Breast cancer is one of the most common cancers worldwide. Every year, millions of women face this disease. Scientists keep searching for better ways to detect and treat it. At first, most research focused on genes that control cell growth. After that, scientists began looking at something deeper. They started studying epigenetics — how genes are switched on or off without changing the DNA itself.

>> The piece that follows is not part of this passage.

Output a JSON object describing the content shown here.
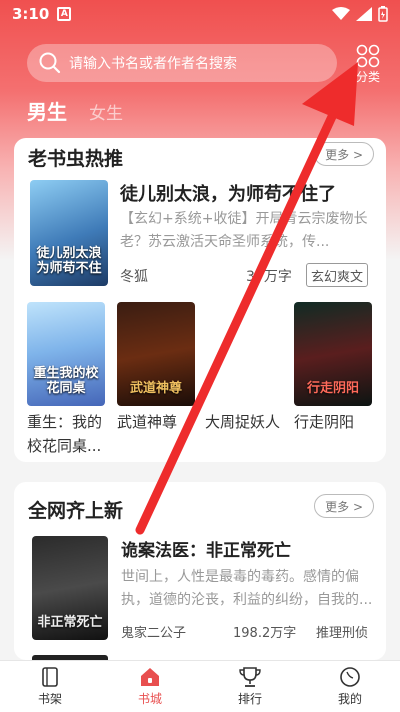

A brand new study published in Discover Biotechnology takes this idea further. Mirzaei et al. (2026) used powerful computer tools to study a gene family called lysine demethylases (KDMs). These genes act like volume knobs on your DNA. They control how loud or quiet a gene is. To put it differently, they remove tiny chemical tags called methyl groups from histone proteins. Histones are like spools that DNA wraps around. As a result, when KDMs remove those tags, it changes which genes are active in a cancer cell.

All in all, this study used nine different online databases. The researchers analyzed data from hundreds of breast cancer patients. The goal was to answer one key question: Can KDM genes help doctors predict and treat breast cancer better?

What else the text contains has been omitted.